What does Libor have to do with me?
Libor is a popular tool for setting rates on consumer loans. It has the biggest reach in the mortgage arena, where, for example, it was used in 2005 and 2006 to set rates on approximately 75% of subprime, adjustable-rate mortgages (ARMs)—about $700 billion worth of the loans, according to Guy Cecala, publisher of Inside Mortgage Finance. Of prime, adjustable-rate mortgages, up to 40% were pegged to Libor, too. Currently, about half of private student loans are pegged to Libor. (The rate has no effect on federal student loans, such as the Stafford Loan, which are set using fixed-rate instruments.)
What's the recent controversy about?
With the aftereffects of the credit crunch lingering, a high Libor, especially relative to U.S. Treasuries, would set off alarm bells that capital-starved financial institutions are still at risk for further meltdowns, says market research firm Global Insight's Brian Bethune. Some industry insiders have accused the banks of quoting falsely low rates for the surveys in order to force down Libor and paint a rosier picture of the lending environment. It's more likely that the banks are simply reporting their best rates, not the rate at which they're most commonly lending, Bethune says. The BBA is conducting what it calls "a regular review," with results due May 30. In the meantime, proposals have been offered to ensure Libor's accuracy, from surveying more banks to ditching Libor in favor of an alternative rate.
Do I need to worry if my loan is pegged to Libor?
Probably not.
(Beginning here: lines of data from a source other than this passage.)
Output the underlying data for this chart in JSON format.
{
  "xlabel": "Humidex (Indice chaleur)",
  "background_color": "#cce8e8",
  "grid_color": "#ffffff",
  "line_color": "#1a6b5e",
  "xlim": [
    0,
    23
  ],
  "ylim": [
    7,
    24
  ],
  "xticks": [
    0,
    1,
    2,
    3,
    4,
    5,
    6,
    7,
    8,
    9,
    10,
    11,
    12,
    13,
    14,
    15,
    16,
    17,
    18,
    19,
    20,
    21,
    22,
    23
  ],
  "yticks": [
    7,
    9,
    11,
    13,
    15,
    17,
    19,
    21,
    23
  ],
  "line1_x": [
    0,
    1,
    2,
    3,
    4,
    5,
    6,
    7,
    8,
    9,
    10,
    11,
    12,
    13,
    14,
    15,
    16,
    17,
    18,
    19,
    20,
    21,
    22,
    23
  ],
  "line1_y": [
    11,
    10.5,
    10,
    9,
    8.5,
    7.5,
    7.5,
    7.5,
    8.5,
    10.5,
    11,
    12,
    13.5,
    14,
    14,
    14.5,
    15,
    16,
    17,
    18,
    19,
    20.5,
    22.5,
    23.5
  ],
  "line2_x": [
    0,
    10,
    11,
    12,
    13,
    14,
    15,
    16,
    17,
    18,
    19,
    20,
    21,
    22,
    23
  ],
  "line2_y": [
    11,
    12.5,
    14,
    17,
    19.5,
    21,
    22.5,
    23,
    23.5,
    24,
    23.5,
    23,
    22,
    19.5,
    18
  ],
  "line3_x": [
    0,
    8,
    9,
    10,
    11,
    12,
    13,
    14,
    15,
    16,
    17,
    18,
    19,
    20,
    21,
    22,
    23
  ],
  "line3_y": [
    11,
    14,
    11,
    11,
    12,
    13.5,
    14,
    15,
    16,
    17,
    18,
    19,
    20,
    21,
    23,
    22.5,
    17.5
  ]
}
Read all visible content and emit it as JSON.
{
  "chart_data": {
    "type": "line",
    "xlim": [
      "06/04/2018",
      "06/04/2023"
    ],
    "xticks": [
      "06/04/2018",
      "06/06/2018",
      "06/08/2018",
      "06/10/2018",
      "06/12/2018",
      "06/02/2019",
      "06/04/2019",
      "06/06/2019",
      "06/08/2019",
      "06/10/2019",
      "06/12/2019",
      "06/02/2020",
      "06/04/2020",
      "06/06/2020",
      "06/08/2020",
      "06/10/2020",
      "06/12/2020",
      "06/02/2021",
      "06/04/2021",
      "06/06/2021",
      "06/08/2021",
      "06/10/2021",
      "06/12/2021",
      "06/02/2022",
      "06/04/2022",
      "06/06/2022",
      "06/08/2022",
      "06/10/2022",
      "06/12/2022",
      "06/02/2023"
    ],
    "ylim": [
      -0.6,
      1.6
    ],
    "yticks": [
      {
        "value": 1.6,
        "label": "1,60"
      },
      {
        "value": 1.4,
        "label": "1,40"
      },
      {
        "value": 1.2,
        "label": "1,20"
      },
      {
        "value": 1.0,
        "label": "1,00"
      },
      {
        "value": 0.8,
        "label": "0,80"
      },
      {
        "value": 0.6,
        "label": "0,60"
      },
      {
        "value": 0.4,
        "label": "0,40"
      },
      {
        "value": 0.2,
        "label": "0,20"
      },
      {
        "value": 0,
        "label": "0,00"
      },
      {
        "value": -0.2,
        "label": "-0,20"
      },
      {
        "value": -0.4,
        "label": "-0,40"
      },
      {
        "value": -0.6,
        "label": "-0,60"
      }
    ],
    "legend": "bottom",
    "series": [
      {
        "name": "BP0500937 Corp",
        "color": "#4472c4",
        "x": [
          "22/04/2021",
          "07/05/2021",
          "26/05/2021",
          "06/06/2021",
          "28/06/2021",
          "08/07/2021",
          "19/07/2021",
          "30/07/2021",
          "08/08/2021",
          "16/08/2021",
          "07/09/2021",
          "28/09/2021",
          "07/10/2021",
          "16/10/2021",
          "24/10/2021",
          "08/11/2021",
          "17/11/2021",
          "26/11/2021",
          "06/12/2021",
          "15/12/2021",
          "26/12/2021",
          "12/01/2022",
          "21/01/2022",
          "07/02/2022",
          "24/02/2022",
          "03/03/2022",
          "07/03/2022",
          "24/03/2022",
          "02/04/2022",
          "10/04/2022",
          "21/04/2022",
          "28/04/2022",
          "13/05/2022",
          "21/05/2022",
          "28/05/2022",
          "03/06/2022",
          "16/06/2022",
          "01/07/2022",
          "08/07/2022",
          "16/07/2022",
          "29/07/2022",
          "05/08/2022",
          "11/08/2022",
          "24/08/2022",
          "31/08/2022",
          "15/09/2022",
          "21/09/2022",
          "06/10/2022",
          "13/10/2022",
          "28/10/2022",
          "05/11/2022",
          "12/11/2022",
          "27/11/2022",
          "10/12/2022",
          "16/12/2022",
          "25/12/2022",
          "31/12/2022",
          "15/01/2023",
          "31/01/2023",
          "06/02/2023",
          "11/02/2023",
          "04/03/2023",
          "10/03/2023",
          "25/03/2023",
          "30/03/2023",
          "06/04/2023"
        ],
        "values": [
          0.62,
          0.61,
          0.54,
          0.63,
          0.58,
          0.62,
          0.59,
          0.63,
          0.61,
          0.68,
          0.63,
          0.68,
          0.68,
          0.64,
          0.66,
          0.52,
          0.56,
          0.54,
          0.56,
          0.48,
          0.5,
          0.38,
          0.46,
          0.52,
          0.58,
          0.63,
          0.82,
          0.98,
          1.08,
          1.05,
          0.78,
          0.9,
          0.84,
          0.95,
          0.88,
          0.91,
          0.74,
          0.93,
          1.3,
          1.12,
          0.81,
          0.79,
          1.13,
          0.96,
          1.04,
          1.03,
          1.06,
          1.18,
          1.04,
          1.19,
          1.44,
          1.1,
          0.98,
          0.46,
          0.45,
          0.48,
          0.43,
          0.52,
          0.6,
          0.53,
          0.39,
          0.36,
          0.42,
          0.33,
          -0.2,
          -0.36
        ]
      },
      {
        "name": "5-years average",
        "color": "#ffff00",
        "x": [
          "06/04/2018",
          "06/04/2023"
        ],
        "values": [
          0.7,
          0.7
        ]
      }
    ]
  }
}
Because Libor may be lower than it should be, consumers are actually spending less on interest payments than they should be. "It's one of those rare instances where financial institutions might not be quite on the up and up, but it's worked out to the consumer's benefit," says Keith Gumbinger of mortgage researcher HSH Associates. If the BBA discovers that rates were manipulated, loan rates could bounce up the next time they are reset. Gumbinger says that would likely be the case anyway, as the Federal Reserve looks ready to stop cutting rates and perhaps even raise them as it targets inflation, causing rates on ARMs to bounce up. "If you're in an ARM—Libor or otherwise—you might want to think about getting out," he says.